- Education: Jusup Balasagyn Kyrgyz National University;
- Scientific career
- Fields: Political science;
- Workplaces: Jusup Balasagyn Kyrgyz National University; Parliament of Kyrgyzstan; Bishkek Humanities University; Kyrgyz State Law Academy;

= Zholbors Zhorobekov =

Kyrgyz political scientist

Zholbors Zhorobekov is a Kyrgyz political scientist. For most of his career he was a professor at the Jusup Balasagyn Kyrgyz National University, and from 1995 to 1999 he was an acting member of the Kyrgyz parliament. He was also the head of the State Commission on Religious Affairs of the Kyrgyz Republic. He has been a provost of the Bishkek Humanities University, and chair of the Social Science and Humanities Department of the Kyrgyz State Law Academy.

==Career==
From 1966 to 1967, Zhorobekov was the head librarian at the library in Besh-Burkan. The following year he worked as a primary school teacher in the Nookat District, and then worked in government geological surveys and machining in 1968 and 1969.

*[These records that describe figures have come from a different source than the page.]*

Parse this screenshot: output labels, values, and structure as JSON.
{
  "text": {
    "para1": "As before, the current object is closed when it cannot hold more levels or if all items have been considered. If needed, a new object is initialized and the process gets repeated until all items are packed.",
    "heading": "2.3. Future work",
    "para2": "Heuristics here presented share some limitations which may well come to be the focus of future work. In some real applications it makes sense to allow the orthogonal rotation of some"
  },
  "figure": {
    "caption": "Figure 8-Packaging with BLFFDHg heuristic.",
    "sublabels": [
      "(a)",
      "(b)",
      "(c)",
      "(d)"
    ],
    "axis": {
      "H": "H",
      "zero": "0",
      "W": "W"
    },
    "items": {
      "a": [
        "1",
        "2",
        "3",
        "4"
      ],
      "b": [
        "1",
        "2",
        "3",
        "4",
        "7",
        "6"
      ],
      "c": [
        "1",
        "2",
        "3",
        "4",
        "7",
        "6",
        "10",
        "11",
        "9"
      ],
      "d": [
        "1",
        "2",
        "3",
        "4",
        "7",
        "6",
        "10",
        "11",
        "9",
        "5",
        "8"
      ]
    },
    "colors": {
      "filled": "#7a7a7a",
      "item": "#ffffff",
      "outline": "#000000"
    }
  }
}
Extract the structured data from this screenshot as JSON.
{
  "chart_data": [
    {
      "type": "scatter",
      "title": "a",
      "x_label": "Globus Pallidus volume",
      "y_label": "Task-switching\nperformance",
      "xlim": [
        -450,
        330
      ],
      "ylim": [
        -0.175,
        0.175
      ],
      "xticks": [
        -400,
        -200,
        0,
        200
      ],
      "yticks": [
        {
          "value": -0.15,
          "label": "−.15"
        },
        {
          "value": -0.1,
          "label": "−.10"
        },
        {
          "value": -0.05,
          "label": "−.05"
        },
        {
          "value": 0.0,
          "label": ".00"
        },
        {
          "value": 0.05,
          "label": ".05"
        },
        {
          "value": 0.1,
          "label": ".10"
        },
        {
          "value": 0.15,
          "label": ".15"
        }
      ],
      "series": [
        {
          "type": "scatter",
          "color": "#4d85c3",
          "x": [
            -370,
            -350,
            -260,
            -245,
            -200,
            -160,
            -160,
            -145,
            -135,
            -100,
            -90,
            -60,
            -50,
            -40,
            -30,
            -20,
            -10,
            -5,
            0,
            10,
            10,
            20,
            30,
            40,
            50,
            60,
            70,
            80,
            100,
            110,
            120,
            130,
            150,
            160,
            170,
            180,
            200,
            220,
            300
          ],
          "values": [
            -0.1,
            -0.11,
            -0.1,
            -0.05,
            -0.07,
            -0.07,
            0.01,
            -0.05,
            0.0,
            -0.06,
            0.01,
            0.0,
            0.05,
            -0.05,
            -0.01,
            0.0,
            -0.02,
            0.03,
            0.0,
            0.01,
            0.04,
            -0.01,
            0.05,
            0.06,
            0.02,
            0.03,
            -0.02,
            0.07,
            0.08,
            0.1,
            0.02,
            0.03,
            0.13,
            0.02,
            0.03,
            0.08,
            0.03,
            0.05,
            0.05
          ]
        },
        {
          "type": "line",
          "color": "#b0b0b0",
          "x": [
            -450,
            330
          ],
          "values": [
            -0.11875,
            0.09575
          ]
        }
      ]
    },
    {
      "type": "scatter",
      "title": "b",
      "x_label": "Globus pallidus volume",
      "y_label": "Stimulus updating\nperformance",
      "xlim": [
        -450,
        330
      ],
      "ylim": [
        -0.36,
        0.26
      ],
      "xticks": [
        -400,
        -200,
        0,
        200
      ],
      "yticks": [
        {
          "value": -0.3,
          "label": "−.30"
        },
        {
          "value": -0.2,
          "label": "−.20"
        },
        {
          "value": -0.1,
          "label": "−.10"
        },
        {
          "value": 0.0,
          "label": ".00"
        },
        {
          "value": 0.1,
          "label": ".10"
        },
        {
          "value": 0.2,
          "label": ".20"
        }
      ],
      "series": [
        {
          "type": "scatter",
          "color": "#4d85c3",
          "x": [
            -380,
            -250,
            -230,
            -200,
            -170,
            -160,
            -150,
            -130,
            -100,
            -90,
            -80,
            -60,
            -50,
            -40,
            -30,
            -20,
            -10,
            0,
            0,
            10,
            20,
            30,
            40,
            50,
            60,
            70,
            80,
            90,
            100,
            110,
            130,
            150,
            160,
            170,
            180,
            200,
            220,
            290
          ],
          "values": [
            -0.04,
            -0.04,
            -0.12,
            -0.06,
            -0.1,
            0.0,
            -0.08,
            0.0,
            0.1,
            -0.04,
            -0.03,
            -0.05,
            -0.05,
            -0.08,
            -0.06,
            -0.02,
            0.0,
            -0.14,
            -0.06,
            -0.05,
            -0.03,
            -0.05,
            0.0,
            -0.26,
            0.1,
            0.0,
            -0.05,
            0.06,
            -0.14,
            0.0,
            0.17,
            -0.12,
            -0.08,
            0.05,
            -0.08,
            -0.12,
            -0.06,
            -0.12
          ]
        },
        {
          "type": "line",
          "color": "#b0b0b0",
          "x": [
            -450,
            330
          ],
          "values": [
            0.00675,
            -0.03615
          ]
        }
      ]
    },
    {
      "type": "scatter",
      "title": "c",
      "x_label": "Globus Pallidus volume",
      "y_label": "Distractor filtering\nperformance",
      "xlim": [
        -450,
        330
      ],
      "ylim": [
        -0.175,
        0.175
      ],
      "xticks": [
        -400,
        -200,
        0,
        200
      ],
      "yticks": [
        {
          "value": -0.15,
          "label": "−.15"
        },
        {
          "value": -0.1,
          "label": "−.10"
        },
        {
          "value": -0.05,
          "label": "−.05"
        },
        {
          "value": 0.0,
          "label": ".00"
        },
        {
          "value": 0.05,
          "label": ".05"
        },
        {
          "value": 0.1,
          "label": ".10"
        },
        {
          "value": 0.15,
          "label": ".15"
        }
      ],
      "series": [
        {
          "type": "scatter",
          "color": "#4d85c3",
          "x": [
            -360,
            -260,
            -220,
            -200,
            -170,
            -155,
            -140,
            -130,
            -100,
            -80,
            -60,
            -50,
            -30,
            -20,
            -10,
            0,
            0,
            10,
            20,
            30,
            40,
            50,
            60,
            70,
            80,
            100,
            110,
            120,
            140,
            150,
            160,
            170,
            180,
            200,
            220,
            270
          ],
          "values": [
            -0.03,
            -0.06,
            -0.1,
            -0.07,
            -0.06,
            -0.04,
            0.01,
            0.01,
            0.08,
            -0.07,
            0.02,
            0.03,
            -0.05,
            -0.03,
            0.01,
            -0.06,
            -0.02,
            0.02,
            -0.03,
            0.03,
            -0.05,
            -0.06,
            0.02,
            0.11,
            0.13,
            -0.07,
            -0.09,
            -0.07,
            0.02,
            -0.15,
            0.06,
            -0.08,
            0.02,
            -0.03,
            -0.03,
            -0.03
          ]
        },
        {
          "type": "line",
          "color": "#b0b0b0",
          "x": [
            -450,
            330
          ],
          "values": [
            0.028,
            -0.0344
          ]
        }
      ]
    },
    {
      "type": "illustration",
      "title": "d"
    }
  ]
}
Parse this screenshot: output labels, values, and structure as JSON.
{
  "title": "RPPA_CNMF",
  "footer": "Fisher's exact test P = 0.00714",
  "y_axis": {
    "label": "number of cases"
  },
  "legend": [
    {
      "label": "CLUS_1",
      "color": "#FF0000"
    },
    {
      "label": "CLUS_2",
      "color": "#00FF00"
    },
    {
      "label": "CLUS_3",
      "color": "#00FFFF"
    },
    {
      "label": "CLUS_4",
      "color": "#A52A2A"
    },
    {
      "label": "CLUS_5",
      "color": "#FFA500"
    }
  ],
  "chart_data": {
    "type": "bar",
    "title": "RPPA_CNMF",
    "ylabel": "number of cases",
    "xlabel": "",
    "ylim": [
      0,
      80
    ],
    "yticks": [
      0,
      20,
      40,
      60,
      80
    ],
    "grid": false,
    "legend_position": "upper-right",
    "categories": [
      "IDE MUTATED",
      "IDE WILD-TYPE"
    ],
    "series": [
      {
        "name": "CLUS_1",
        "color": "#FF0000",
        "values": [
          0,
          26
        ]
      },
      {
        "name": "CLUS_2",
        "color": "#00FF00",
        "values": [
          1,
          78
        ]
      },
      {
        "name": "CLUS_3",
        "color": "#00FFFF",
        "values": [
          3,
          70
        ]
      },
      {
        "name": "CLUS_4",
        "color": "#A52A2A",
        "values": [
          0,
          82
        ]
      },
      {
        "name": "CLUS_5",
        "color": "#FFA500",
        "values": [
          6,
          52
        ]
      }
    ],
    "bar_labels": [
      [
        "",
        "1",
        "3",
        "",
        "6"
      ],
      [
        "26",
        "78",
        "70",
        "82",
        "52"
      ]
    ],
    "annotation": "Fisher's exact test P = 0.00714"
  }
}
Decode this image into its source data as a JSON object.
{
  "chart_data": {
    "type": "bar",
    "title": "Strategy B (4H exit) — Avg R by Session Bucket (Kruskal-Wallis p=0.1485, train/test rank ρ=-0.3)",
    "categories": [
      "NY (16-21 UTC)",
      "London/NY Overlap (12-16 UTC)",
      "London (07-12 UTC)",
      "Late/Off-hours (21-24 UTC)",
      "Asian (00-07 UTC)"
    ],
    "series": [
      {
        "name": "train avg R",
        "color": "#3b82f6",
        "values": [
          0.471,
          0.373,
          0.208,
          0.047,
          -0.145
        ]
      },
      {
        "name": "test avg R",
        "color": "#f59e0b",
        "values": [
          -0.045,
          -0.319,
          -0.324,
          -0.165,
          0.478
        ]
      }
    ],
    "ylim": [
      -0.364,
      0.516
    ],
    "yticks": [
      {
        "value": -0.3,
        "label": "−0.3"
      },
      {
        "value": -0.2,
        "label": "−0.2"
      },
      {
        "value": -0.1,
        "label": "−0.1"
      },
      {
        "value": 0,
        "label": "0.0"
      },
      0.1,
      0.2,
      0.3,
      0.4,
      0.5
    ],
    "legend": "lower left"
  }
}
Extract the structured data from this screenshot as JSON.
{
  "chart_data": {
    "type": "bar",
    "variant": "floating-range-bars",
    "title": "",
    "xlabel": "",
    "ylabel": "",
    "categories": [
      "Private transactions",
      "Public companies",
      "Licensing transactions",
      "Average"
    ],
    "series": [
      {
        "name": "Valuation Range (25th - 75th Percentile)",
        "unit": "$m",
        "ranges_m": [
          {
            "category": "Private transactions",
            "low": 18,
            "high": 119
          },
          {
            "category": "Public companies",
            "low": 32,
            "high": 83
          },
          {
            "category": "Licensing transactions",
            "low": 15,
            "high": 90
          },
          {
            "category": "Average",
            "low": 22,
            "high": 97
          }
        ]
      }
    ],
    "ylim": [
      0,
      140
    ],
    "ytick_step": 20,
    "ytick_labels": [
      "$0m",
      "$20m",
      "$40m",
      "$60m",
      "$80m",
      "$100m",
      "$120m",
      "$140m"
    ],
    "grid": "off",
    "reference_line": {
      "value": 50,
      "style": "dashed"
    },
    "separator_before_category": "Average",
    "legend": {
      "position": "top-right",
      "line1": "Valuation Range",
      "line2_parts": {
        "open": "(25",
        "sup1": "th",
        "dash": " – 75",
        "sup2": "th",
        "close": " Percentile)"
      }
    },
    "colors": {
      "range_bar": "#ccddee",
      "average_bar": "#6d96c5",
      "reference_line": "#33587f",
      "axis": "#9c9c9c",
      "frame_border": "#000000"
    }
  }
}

In 1970, Zhorobekov became a student at the Kyrgyz State University, where he studied history until 1974. From 1974 to 1979 he worked as research fellow there, and then in 1980 became a graduate student. He earned a PhD in political science, and became a professor at the Kyrgyz State University.

Zhorobekov's research has focused on Kyrgyz politics, particularly the Kygryz constitutional system, its executive, and its legislature. In 1997, Zhorobekov and the Kyrgyz political scientist Nur Omarov coauthored a monograph on migration patterns in Central Asia, with a focus on Kyrgyzstan. The book was called Etnodemograficheskie protsessy v Kyrgyzstane (Ethnodemographic processes in Kyrgyzstan).

In 2009, Zhorobekov wrote a book on the former president of Kyrgyzstan Kurmanbek Bakiyev. He has also written a book on Kyrgyz President Askar Akayev. Zhorobekov's other books include books on the Kygryz parliament and several other works on immigration.

In addition to academic work, Zhorobekov has also worked in politics and administration. From 1993 to 1995, he was the head of the Information and Analytics Center in the State Administration of the Osh Region. From 1995 to 1999, he was an acting member of the Parliament of Kyrgyzstan, where he also served as chairman of the committee on inter-ethnic and religious relations. Zhorobekov subsequently ran for election to the parliament in 2005, but was not elected. Zhorobekov was also the head of the State Commission on Religious Affairs of the Kyrgyz Republic. Beginning in 2002, Zhorobekov was Chair of the Social Science and Humanities Department of the Kyrgyz State Law Academy.

Zhorobekov is regularly cited in both Kygryz and international media and in publications by international organisations, including the Eurasia Daily Monitor, the Institute for War and Peace Reporting, and Kazakh TV, on topics relating to the Kyrgyz executive and legislature.

Zhorbekov has received the Order of Manas (ru), Kyrgyzstan's highest state award.